With helium replacing the nitrogen, many dive problems are solved, but some others are created. Because the helium molecule is so small (atomic weight: 1; atomic number: 1 - remember?), helium can easily infiltrate through the crystal and O rings of the Submariner or Sea Dweller. Since the heli-ox mixture in the under sea habitat will be so much greater than that of the surface atmospheric pressure, the accumulated helium pressure inside a Submariner would be so great, that on surfacing the waterproof integrity could fail since there is no way for the Submariner to release the gas inside the case in order to equalize with the decreased pressure of the water near the surface.
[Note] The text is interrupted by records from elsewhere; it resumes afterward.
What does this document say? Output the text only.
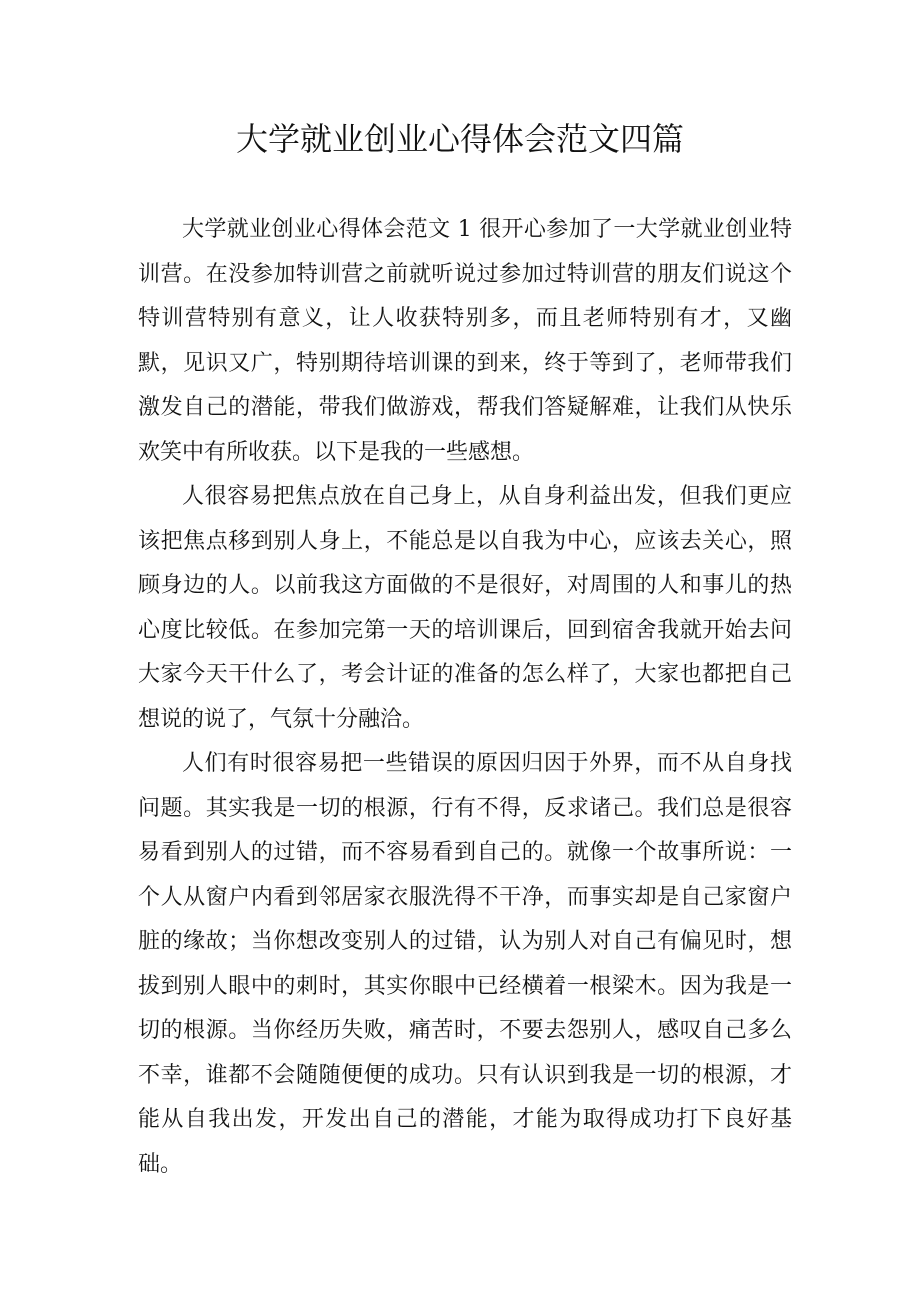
大学就业创业心得体会范文四篇

大学就业创业心得体会范文 1 很开心参加了一大学就业创业特训营。在没参加特训营之前就听说过参加过特训营的朋友们说这个特训营特别有意义，让人收获特别多，而且老师特别有才，又幽默，见识又广，特别期待培训课的到来，终于等到了，老师带我们激发自己的潜能，带我们做游戏，帮我们答疑解难，让我们从快乐欢笑中有所收获。以下是我的一些感想。

人很容易把焦点放在自己身上，从自身利益出发，但我们更应该把焦点移到别人身上，不能总是以自我为中心，应该去关心，照顾身边的人。以前我这方面做的不是很好，对周围的人和事儿的热心度比较低。在参加完第一天的培训课后，回到宿舍我就开始去问大家今天干什么了，考会计证的准备的怎么样了，大家也都把自己想说的说了，气氛十分融洽。

人们有时很容易把一些错误的原因归因于外界，而不从自身找问题。其实我是一切的根源，行有不得，反求诸己。我们总是很容易看到别人的过错，而不容易看到自己的。就像一个故事所说：一个人从窗户内看到邻居家衣服洗得不干净，而事实却是自己家窗户脏的缘故；当你想改变别人的过错，认为别人对自己有偏见时，想拔到别人眼中的刺时，其实你眼中已经横着一根梁木。因为我是一切的根源。当你经历失败，痛苦时，不要去怨别人，感叹自己多么不幸，谁都不会随随便便的成功。只有认识到我是一切的根源，才能从自我出发，开发出自己的潜能，才能为取得成功打下良好基础。
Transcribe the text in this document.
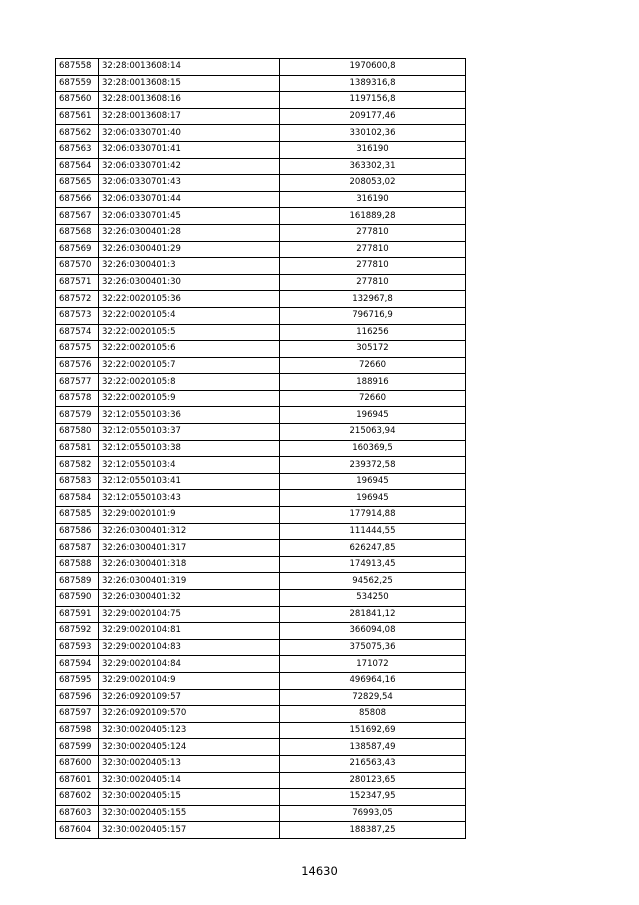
687558	32:28:0013608:14	1970600,8
687559	32:28:0013608:15	1389316,8
687560	32:28:0013608:16	1197156,8
687561	32:28:0013608:17	209177,46
687562	32:06:0330701:40	330102,36
687563	32:06:0330701:41	316190
687564	32:06:0330701:42	363302,31
687565	32:06:0330701:43	208053,02
687566	32:06:0330701:44	316190
687567	32:06:0330701:45	161889,28
687568	32:26:0300401:28	277810
687569	32:26:0300401:29	277810
687570	32:26:0300401:3	277810
687571	32:26:0300401:30	277810
687572	32:22:0020105:36	132967,8
687573	32:22:0020105:4	796716,9
687574	32:22:0020105:5	116256
687575	32:22:0020105:6	305172
687576	32:22:0020105:7	72660
687577	32:22:0020105:8	188916
687578	32:22:0020105:9	72660
687579	32:12:0550103:36	196945
687580	32:12:0550103:37	215063,94
687581	32:12:0550103:38	160369,5
687582	32:12:0550103:4	239372,58
687583	32:12:0550103:41	196945
687584	32:12:0550103:43	196945
687585	32:29:0020101:9	177914,88
687586	32:26:0300401:312	111444,55
687587	32:26:0300401:317	626247,85
687588	32:26:0300401:318	174913,45
687589	32:26:0300401:319	94562,25
687590	32:26:0300401:32	534250
687591	32:29:0020104:75	281841,12
687592	32:29:0020104:81	366094,08
687593	32:29:0020104:83	375075,36
687594	32:29:0020104:84	171072
687595	32:29:0020104:9	496964,16
687596	32:26:0920109:57	72829,54
687597	32:26:0920109:570	85808
687598	32:30:0020405:123	151692,69
687599	32:30:0020405:124	138587,49
687600	32:30:0020405:13	216563,43
687601	32:30:0020405:14	280123,65
687602	32:30:0020405:15	152347,95
687603	32:30:0020405:155	76993,05
687604	32:30:0020405:157	188387,25
14630
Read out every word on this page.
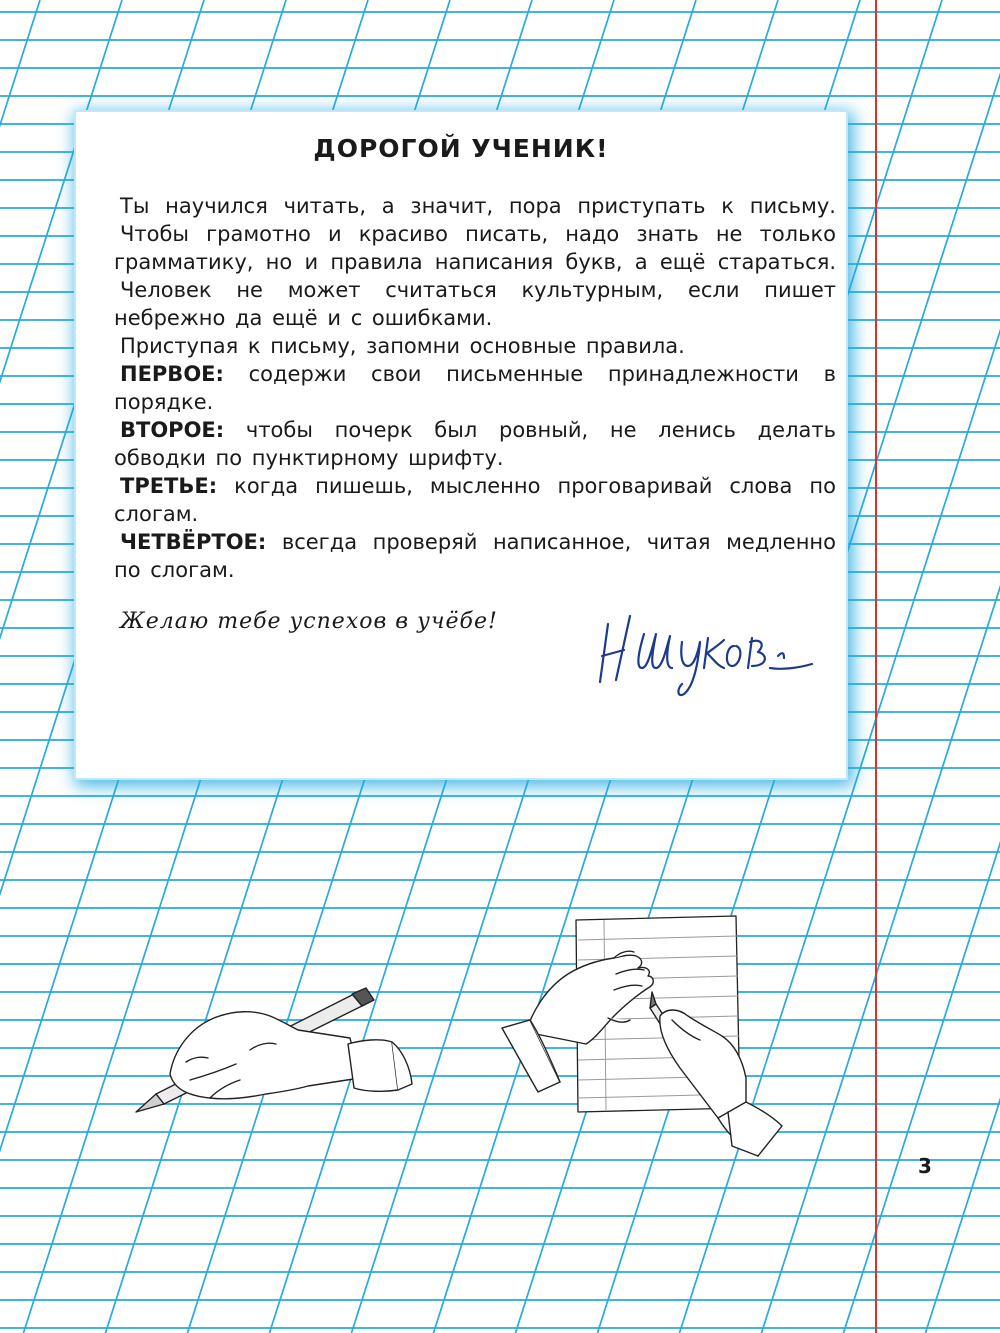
ДОРОГОЙ УЧЕНИК!

Ты научился читать, а значит, пора приступать к письму.

Чтобы грамотно и красиво писать, надо знать не только грамматику, но и правила написания букв, а ещё стараться.

Человек не может считаться культурным, если пишет небрежно да ещё и с ошибками.

Приступая к письму, запомни основные правила.

ПЕРВОЕ: содержи свои письменные принадлежности в порядке.

ВТОРОЕ: чтобы почерк был ровный, не ленись делать обводки по пунктирному шрифту.

ТРЕТЬЕ: когда пишешь, мысленно проговаривай слова по слогам.

ЧЕТВЁРТОЕ: всегда проверяй написанное, читая медленно по слогам.

Желаю тебе успехов в учёбе!
3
Naturally the crystal is the weakest component of the watch movement's case. As a helium filled toy balloon rises to greater altitudes it encounters lower atmospheric pressure so that the pressure differential inside the balloon becomes so much greater that the atmosphere around it that it expands. The same principle is at play in the ocean except that the effect is greatly exaggerated (water weighs so much more than air). now the helium that was pressurized in the watch at a great depth may be equal to several atmospheres, but as it rises to the surface, unlike with the balloon, there is no place for it to expand. Therefore the gas pushes outward with tremendous pressure. As mentioned above the case is much stronger than the watch crystal and eventually something must give way.

With the Sea Dweller ROLEX has solved this problem by using a one way valve (pressure relief valve). If you are not going to live in an under sea habitat with marine biologists or geologists, then you don't need the sea dweller. Essentially it is the Submariner with a relief valve and designed to take the pressure at a depth of 4000 feet rather than the lesser depths of the Submariner. For any other purpose, the Submariner is just as good as the Sea Dweller and of the same quality.

* * * * * * * * * *
So now you know :crafty:
 
miketsp:
Why do you need a watch waterproof to 1220m...
Read and learn (source unknown - I only had a xerox copy)

* * * * * * * * * * *

With helium replacing the nitrogen, many dive problems are solved, but some others are created. Because the helium molecule is so small (atomic weight: 1; atomic number: 1 - remember?), helium can easily infiltrate through the crystal and O rings of the Submariner or Sea Dweller. So now you know :crafty:

Just a minor point of clairification: Helium is actually very small but the atomic number is 2 and the atomic weight is roughly 4 (two protons and two neutrons) and is also inert. Replacing nitrogen with what you described with atomic number 1 would be Hydrogen...combining that with oxygen is something that NASA, not NAUI, does very well...it is called "Rocket Fuel"...not exactly what I want to have strapped to my back when diving or living under the water.

Otherwise, a very excellent explanation for the creation of such a "special" watch. :eyebrow:
 
If you don't plan on diving below 300' then I wouldn't worry too much about it, if you see a watch you like get it.